The Mantra Of Appreciation

mantra - The Mantra Of Appreciation

I first learned about appreciative inquiry in the late 1980s when David Cooperrider and Diana Whitney developed their model, echoing Maslow’s idea that we look at the successful rather than pathological examples to really be helpful to individuals and organizations. At that time the concept of excellence was shaking organizations and Covey’s habits were challenging individuals. “What an idea,” I thought, “to approach consulting not as problem solving, but as building on what you do well!”

So I tried it. At first, it was a little silly. I conducted a workshop without using the words “problem” or “weakness.” “We don’t have problems to solve, we have to look at what we do well and build upon that.” Since I was asked in to help deal with a conflict in a work group, my reframing hit a wall. “What are you talking about?” They would ask. “We don’t have time for this stuff.” It was a problem, oops, a challenge to adopt this perspective.

How do you help a system in pain using positive concepts? I persevered and worked on ways to reframe their stated issue. When the client presented a conflict I began asking people, “What would it look like if you had resolved this difference?”

Slowly, with practice, the power of this began to emerge in my work. At first, any new behavior seems artificial and awkward. But I began, like many who have tried to begin with the positive, to find the power of a positive, appreciative approach to ANYTHING. It became my new mental habit, and it has changed my work so deeply.

What was happening is that from an external behavior, my mindset began to change. I began to look at myself and how the influence of negative thinking led me to get angry, blame others, and generally create distance rather than resolve issues. I observed this in others—how quickly a problem became a search for who was to blame, and how little this added to the ability of a group to move forward. What did blame offer other than feeling less anxious, a false security of having done something?

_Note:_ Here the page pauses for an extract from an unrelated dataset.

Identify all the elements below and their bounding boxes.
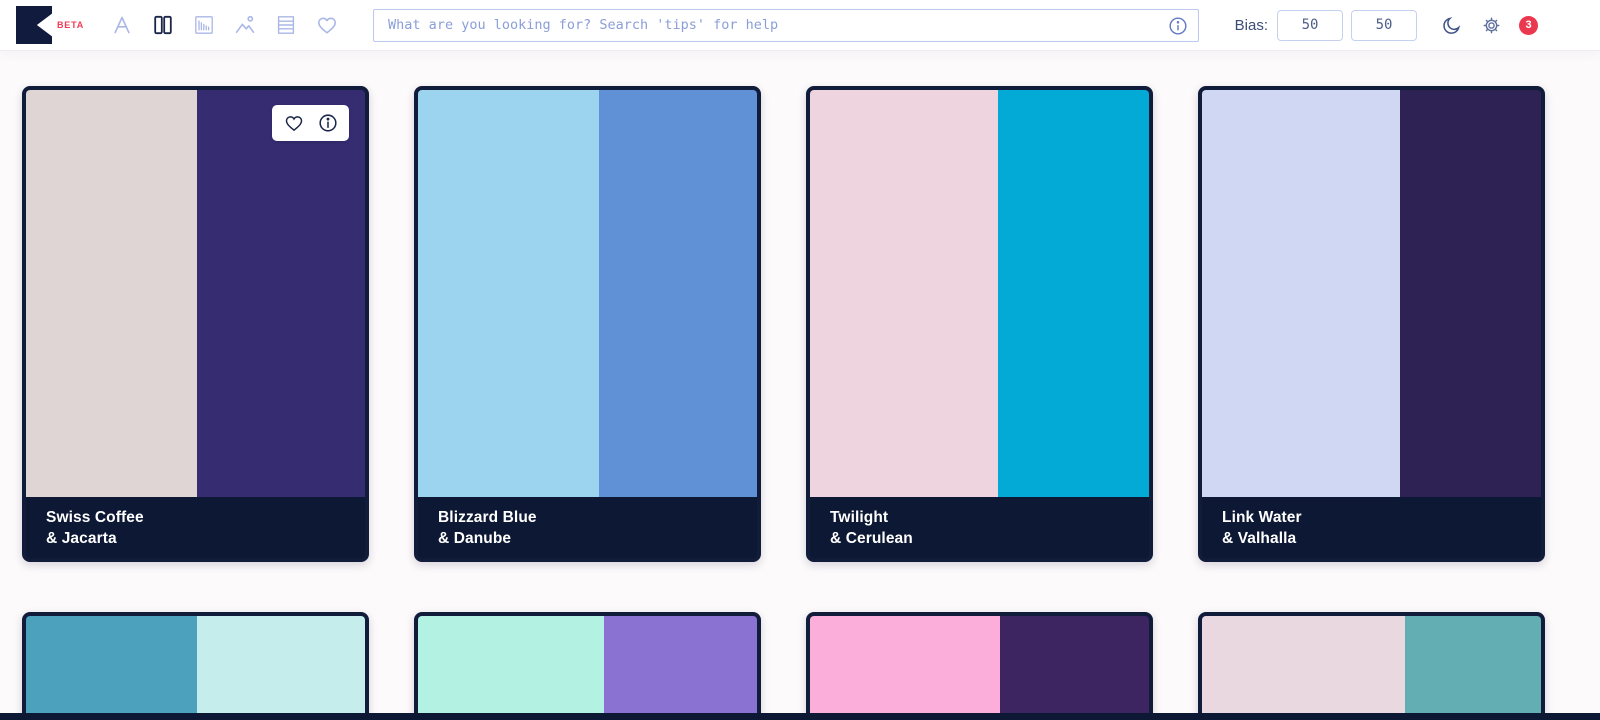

The use of appreciative tools began to shift from being a technique, to a way of viewing systems. I began to ask myself in any setting questions such as:

  • What do I want to happen?
  • What are we trying to do?

Changing my way of looking at situations had effects on me and on the groups I was in. Adopting this view made me less impatient and more energized in the group. I was more open and able to understand what the group wanted and to feel helpful in the group. How many times had I sat in a frustrating group or dumb meeting that was going nowhere and felt helpless, distancing myself because we weren’t moving? Not my problem. What can I do anyway? I found there were things I could do in every situation. By looking for ways to adopt positive, appreciative, future focus I could make a real difference, by changing the mindset of the meeting. Reinforcement came my way, as people noticed I was helpful and listened to my ideas. I was no longer using appreciative “techniques,” now I was simply sharing my way of seeing the situation.

My work now is with difficult family businesses moving across generations, where there is heavy and long-standing conflict where people are deeply convinced the other is at fault. I find that listening to these complaints and narratives gives people some relief by venting, but does little to create a container for communication and doing something different. The more people repeat their claims the more distance they create, and the more they reinforce what they think they know, rather than what might be different.

The tools and mindsets of appreciation are a wonderful antidote. I have heard over and over again from groups that they thought this approach was silly and artificial until they tried it. They found that by looking at what they wanted, what they do well, and what they saw as a best possible outcome, left them feeling more positive and better about each other. They didn’t change their minds, but rather found that they shifted their attention, and that made a great deal of difference. For example, two brothers at odds found that they had a lot of good experiences in their past, and had actually worked together in many ways. Or they felt that by shifting attention from what had happened in the past and looking at what they wanted to do, they felt a weight leaving their relationship.

The other way this mindset changes situations is by challenging the tendency to create either/or dichotomies that divide something into two opposing camps. The confronters of many social movements may be correct in their claims, but the process of making their counterparts wrong, and even evil, leaves little room for engagement or change. Within a meeting, I began to see that when someone posed a dichotomy—Do we do this or that?, this construction artificially limited the conversation because each respondent had to be on a side. When you vote for one of two choices, you may be neglecting so many additional options and therefore have the illusion of choice and democracy. By looking at where you want to get to, you turn away from false or limiting dichotomies to look for novel pathways, what we talk about as “transformative” opportunities.

So, after years or practice and experience, I find the appreciative mindset is a foundation for solving problems, not a rejection or denial of them. To focus on what can be done does not negate the presence of something that is not going well and must be changed. But it does offer a way to move out of a self-reinforcing and negative loop to offer the possibility that a system or a relationship can be different in the future than it has been before. That is the holy grail of a consultant, teacher, change agent or social entrepreneur.